We're currently in the middle of Fashion Month, and the manic attention to detail in these runway shows gives us a chance to hear the high-concept backstory behind seemingly petty details like hairdos, manicure texture, and lipstick hue. Ask the designers and makeup artists what they're working toward, and you'll hear about peeling French paintings, obscure art films, and tantalizingly intangible concepts (the hairstylist at Jason Wu wanted the models' locks to "look expensive"); the process of a runway show is a magical transformation that we might think of as the (designer's) word made flesh. It's always exciting when the conceptual meets the 3D; during Fashion Month, the designer's dream materializes on the runway and then gets shipped to stores where you, the romantic in the back row, can touch the fabric, can slip it over your head, can embody this distant echo of the original fantasy on your own skin. 

I've said it before and I'll say it again: what's cool about fashion is it is the most immediate, tangible art form we've got today. It's massively profitable, it's always hiring, it's wearable, it's aspirational, it's in the Met, it's on the street corner. In an era where few are reading literary novels and symphonies are closing up shop, we've got to cling to the popular art forms we have left if we want to remain a society that values beauty, innovation, and storytelling.

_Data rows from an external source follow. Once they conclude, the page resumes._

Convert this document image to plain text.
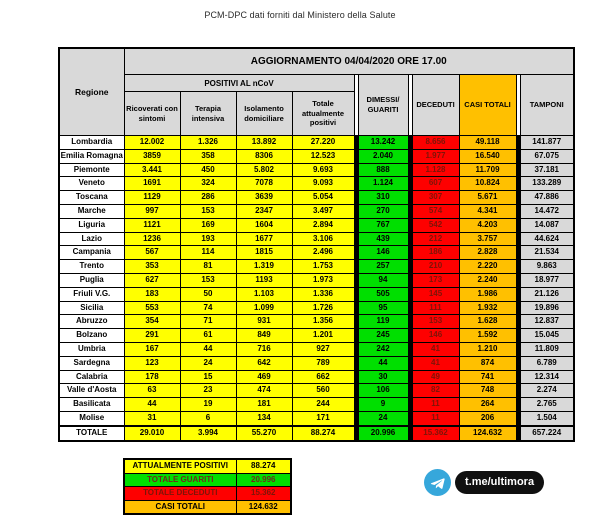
PCM-DPC dati forniti dal Ministero della Salute
Regione	AGGIORNAMENTO 04/04/2020 ORE 17.00										
	POSITIVI AL nCoV					DIMESSI/ GUARITI		DECEDUTI	CASI TOTALI		TAMPONI
	Ricoverati con sintomi	Terapia intensiva	Isolamento domiciliare	Totale attualmente positivi							
Lombardia	12.002	1.326	13.892	27.220		13.242		8.656	49.118		141.877
Emilia Romagna	3859	358	8306	12.523		2.040		1.977	16.540		67.075
Piemonte	3.441	450	5.802	9.693		888		1.128	11.709		37.181
Veneto	1691	324	7078	9.093		1.124		607	10.824		133.289
Toscana	1129	286	3639	5.054		310		307	5.671		47.886
Marche	997	153	2347	3.497		270		574	4.341		14.472
Liguria	1121	169	1604	2.894		767		542	4.203		14.087
Lazio	1236	193	1677	3.106		439		212	3.757		44.624
Campania	567	114	1815	2.496		146		186	2.828		21.534
Trento	353	81	1.319	1.753		257		210	2.220		9.863
Puglia	627	153	1193	1.973		94		173	2.240		18.977
Friuli V.G.	183	50	1.103	1.336		505		145	1.986		21.126
Sicilia	553	74	1.099	1.726		95		111	1.932		19.896
Abruzzo	354	71	931	1.356		119		153	1.628		12.837
Bolzano	291	61	849	1.201		245		146	1.592		15.045
Umbria	167	44	716	927		242		41	1.210		11.809
Sardegna	123	24	642	789		44		41	874		6.789
Calabria	178	15	469	662		30		49	741		12.314
Valle d'Aosta	63	23	474	560		106		82	748		2.274
Basilicata	44	19	181	244		9		11	264		2.765
Molise	31	6	134	171		24		11	206		1.504
TOTALE	29.010	3.994	55.270	88.274		20.996		15.362	124.632		657.224
ATTUALMENTE POSITIVI	88.274
TOTALE GUARITI	20.996
TOTALE DECEDUTI	15.362
CASI TOTALI	124.632
t.me/ultimora
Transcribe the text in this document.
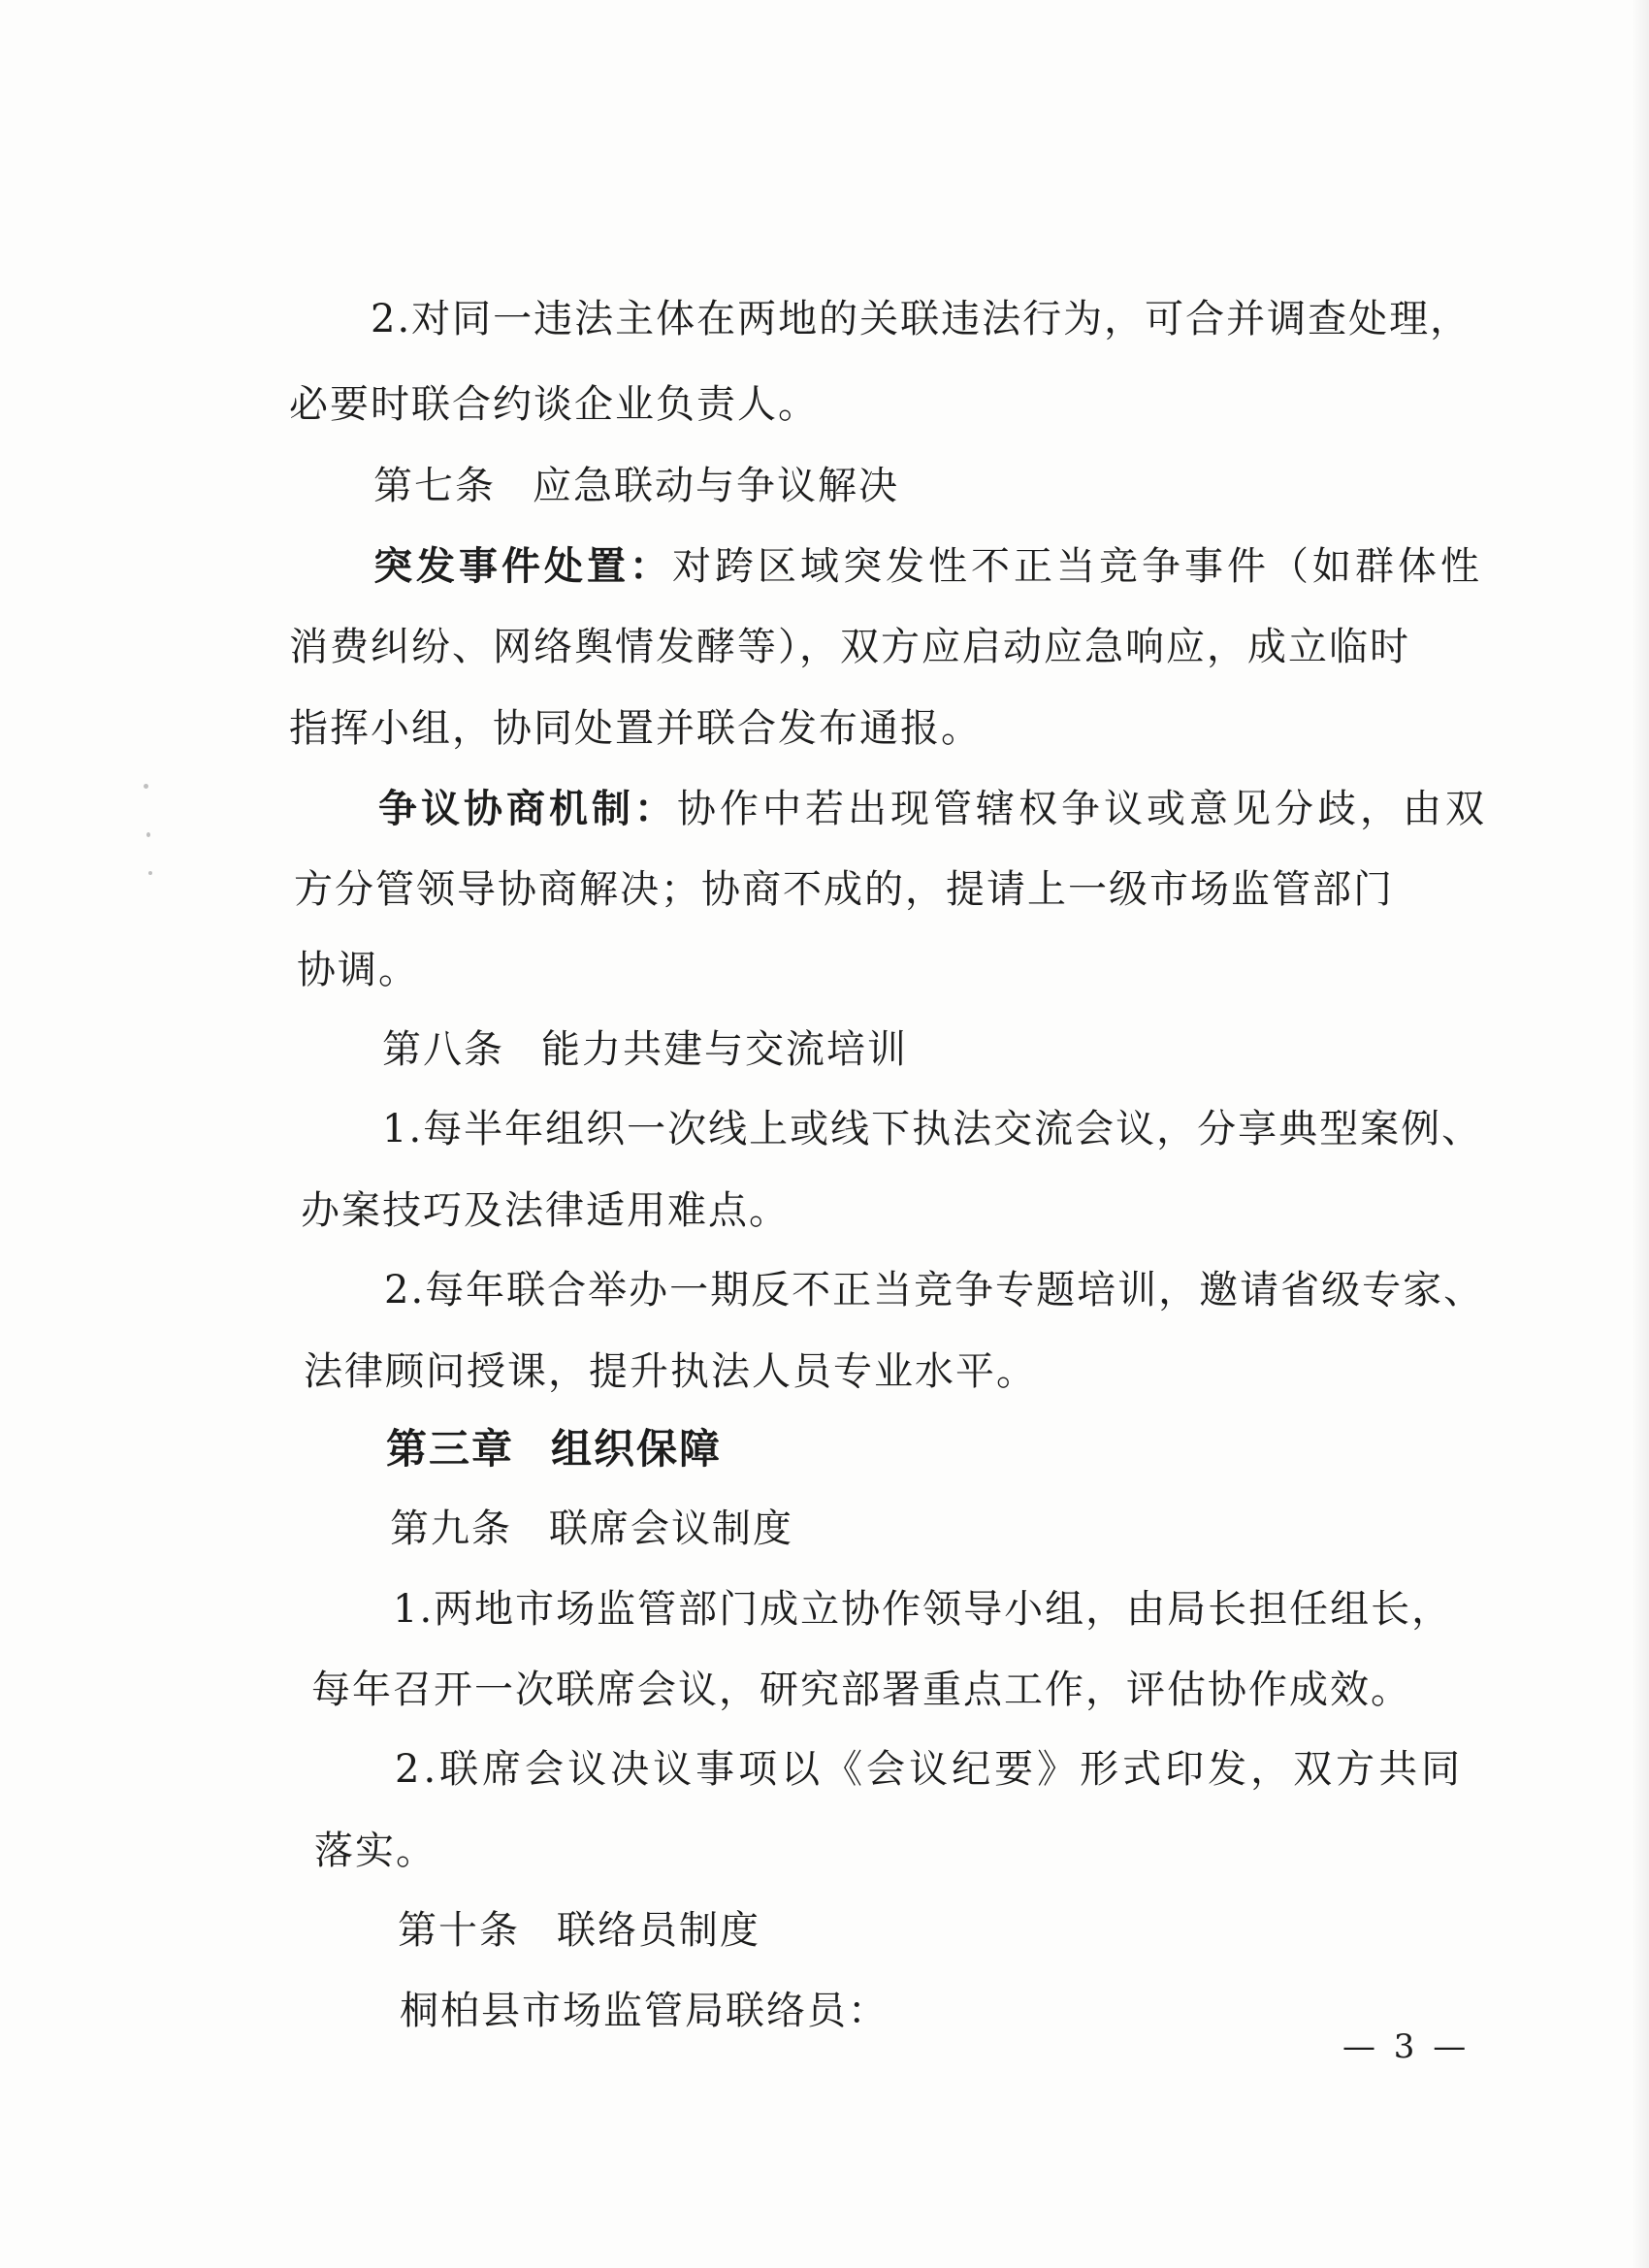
2.对同一违法主体在两地的关联违法行为，可合并调查处理，
必要时联合约谈企业负责人。
第七条 应急联动与争议解决
突发事件处置：对跨区域突发性不正当竞争事件（如群体性
消费纠纷、网络舆情发酵等），双方应启动应急响应，成立临时
指挥小组，协同处置并联合发布通报。
争议协商机制：协作中若出现管辖权争议或意见分歧，由双
方分管领导协商解决；协商不成的，提请上一级市场监管部门
协调。
第八条 能力共建与交流培训
1.每半年组织一次线上或线下执法交流会议，分享典型案例、
办案技巧及法律适用难点。
2.每年联合举办一期反不正当竞争专题培训，邀请省级专家、
法律顾问授课，提升执法人员专业水平。
第三章 组织保障
第九条 联席会议制度
1.两地市场监管部门成立协作领导小组，由局长担任组长，
每年召开一次联席会议，研究部署重点工作，评估协作成效。
2.联席会议决议事项以《会议纪要》形式印发，双方共同
落实。
第十条 联络员制度
桐柏县市场监管局联络员：
— 3 —
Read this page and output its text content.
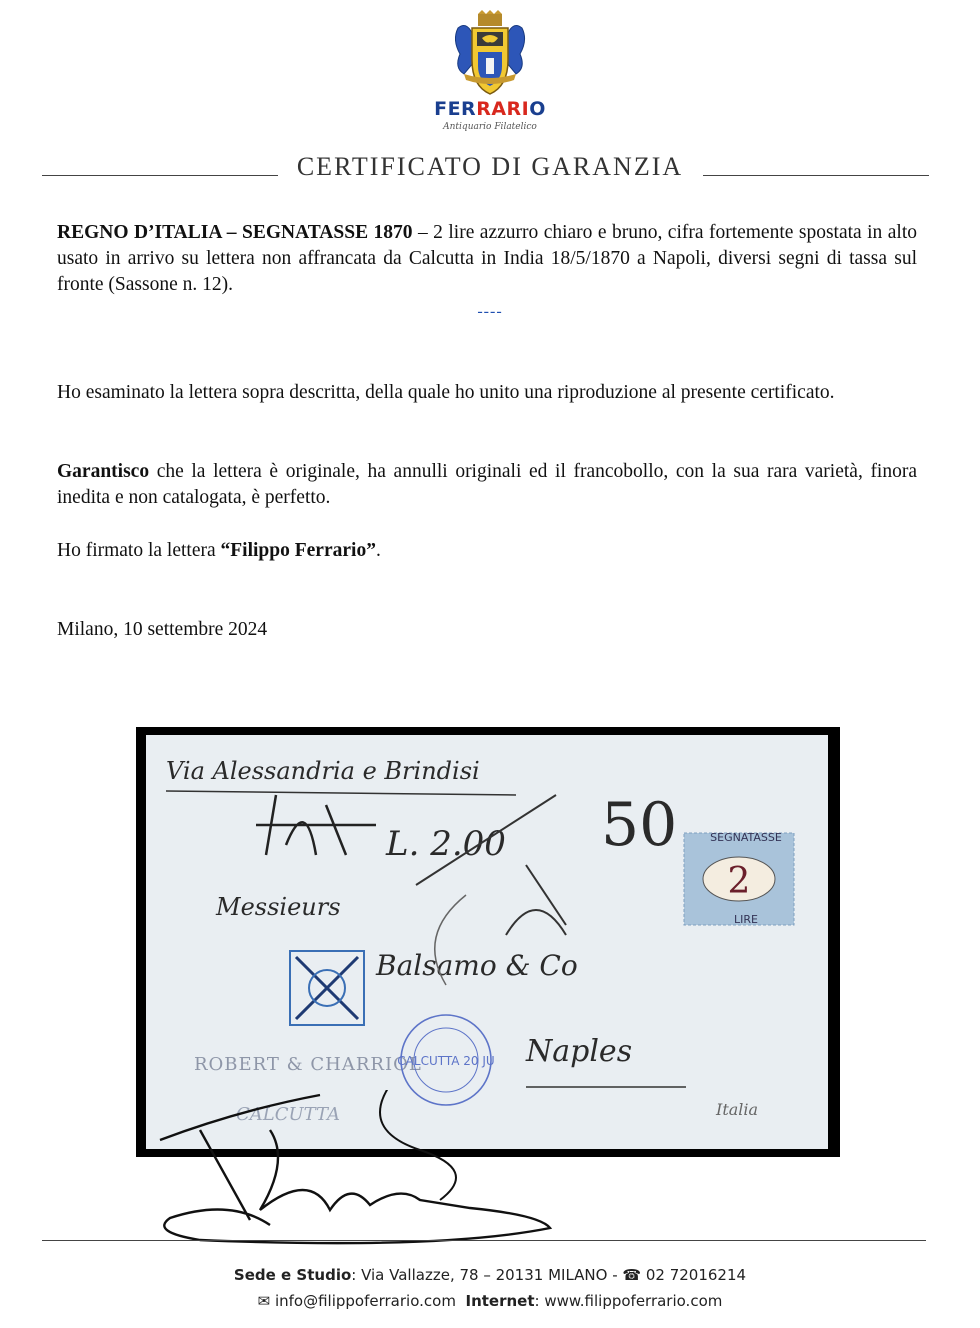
FERRARIO
Antiquario Filatelico
CERTIFICATO DI GARANZIA
REGNO D’ITALIA – SEGNATASSE 1870 – 2 lire azzurro chiaro e bruno, cifra fortemente spostata in alto usato in arrivo su lettera non affrancata da Calcutta in India 18/5/1870 a Napoli, diversi segni di tassa sul fronte (Sassone n. 12).
----
Ho esaminato la lettera sopra descritta, della quale ho unito una riproduzione al presente certificato.
Garantisco che la lettera è originale, ha annulli originali ed il francobollo, con la sua rara varietà, finora inedita e non catalogata, è perfetto.
Ho firmato la lettera “Filippo Ferrario”.
Milano, 10 settembre 2024
Via Alessandria e Brindisi
L. 2.00 50
Messieurs
Balsamo & Co
Naples
Italia
SEGNATASSE
2
LIRE
ROBERT & CHARRIOL
CALCUTTA
CALCUTTA 20 JU
Sede e Studio: Via Vallazze, 78 – 20131 MILANO - ☎ 02 72016214
✉ info@filippoferrario.com Internet: www.filippoferrario.com
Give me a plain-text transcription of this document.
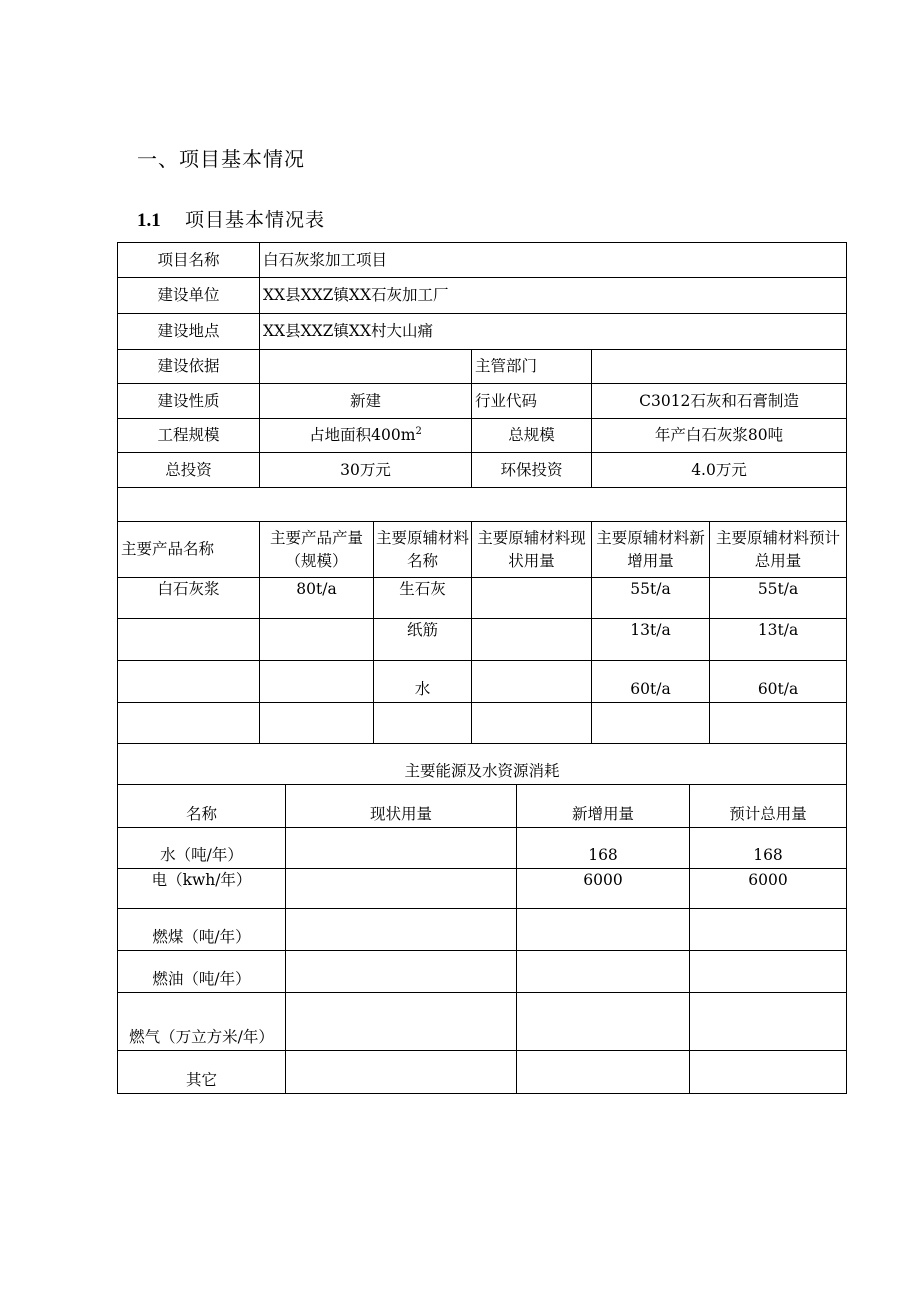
一、项目基本情况
1.1 项目基本情况表
项目名称	白石灰浆加工项目				
建设单位	XX县XXZ镇XX石灰加工厂				
建设地点	XX县XXZ镇XX村大山痛				
建设依据			主管部门		
建设性质	新建		行业代码	C3012石灰和石膏制造	
工程规模	占地面积$400m^2$		总规模	年产白石灰浆80吨	
总投资	30万元		环保投资	4.0万元	

主要产品名称	主要产品产量（规模）	主要原辅材料名称	主要原辅材料现状用量	主要原辅材料新增用量	主要原辅材料预计总用量
白石灰浆	80t/a	生石灰		55t/a	55t/a
		纸筋		13t/a	13t/a
		水		60t/a	60t/a

主要能源及水资源消耗			
名称	现状用量	新增用量	预计总用量
水（吨/年）		168	168
电（kwh/年）		6000	6000
燃煤（吨/年）			
燃油（吨/年）			
燃气（万立方米/年）			
其它			
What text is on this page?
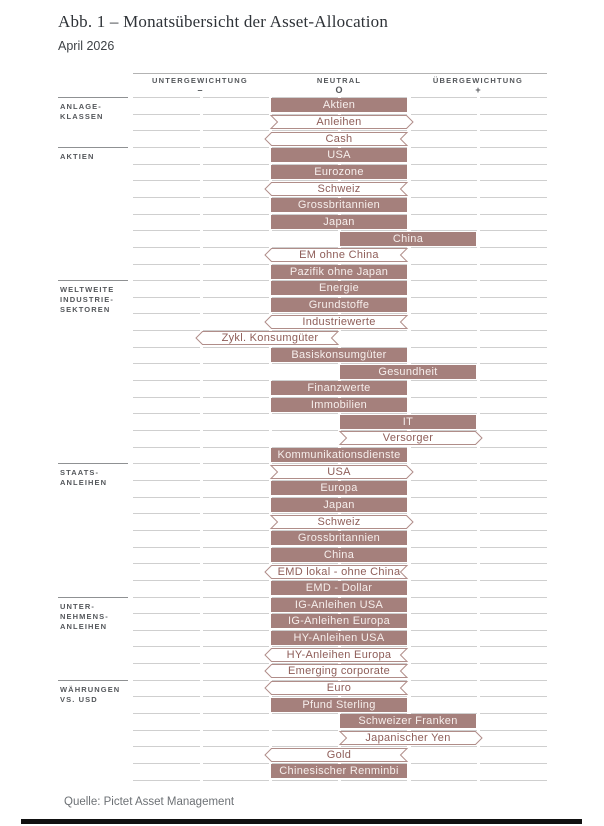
Abb. 1 – Monatsübersicht der Asset-Allocation
April 2026
UNTERGEWICHTUNG
–
NEUTRAL
O
ÜBERGEWICHTUNG
+
ANLAGE-
KLASSEN
AKTIEN
WELTWEITE
INDUSTRIE-
SEKTOREN
STAATS-
ANLEIHEN
UNTER-
NEHMENS-
ANLEIHEN
WÄHRUNGEN
VS. USD
Aktien
Anleihen
Cash
USA
Eurozone
Schweiz
Grossbritannien
Japan
China
EM ohne China
Pazifik ohne Japan
Energie
Grundstoffe
Industriewerte
Zykl. Konsumgüter
Basiskonsumgüter
Gesundheit
Finanzwerte
Immobilien
IT
Versorger
Kommunikationsdienste
USA
Europa
Japan
Schweiz
Grossbritannien
China
EMD lokal - ohne China
EMD - Dollar
IG-Anleihen USA
IG-Anleihen Europa
HY-Anleihen USA
HY-Anleihen Europa
Emerging corporate
Euro
Pfund Sterling
Schweizer Franken
Japanischer Yen
Gold
Chinesischer Renminbi
Quelle: Pictet Asset Management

To dismiss fashion as shallow — or worse, as some sort of girls only, drink mimosas and talk about menstruation club — isn't a daring, elitist move by the cream of the intelligentsia. It's arrogant ignorance. Kudos on finishing all six volumes Remembrance of Things Past, but don't forget that there are artists working around you who are simultaneously defying gravity with fabric, reinventing the wheel (or the LBD), creating significant artistic statements, trying to make cleavage high-concept — and selling it all.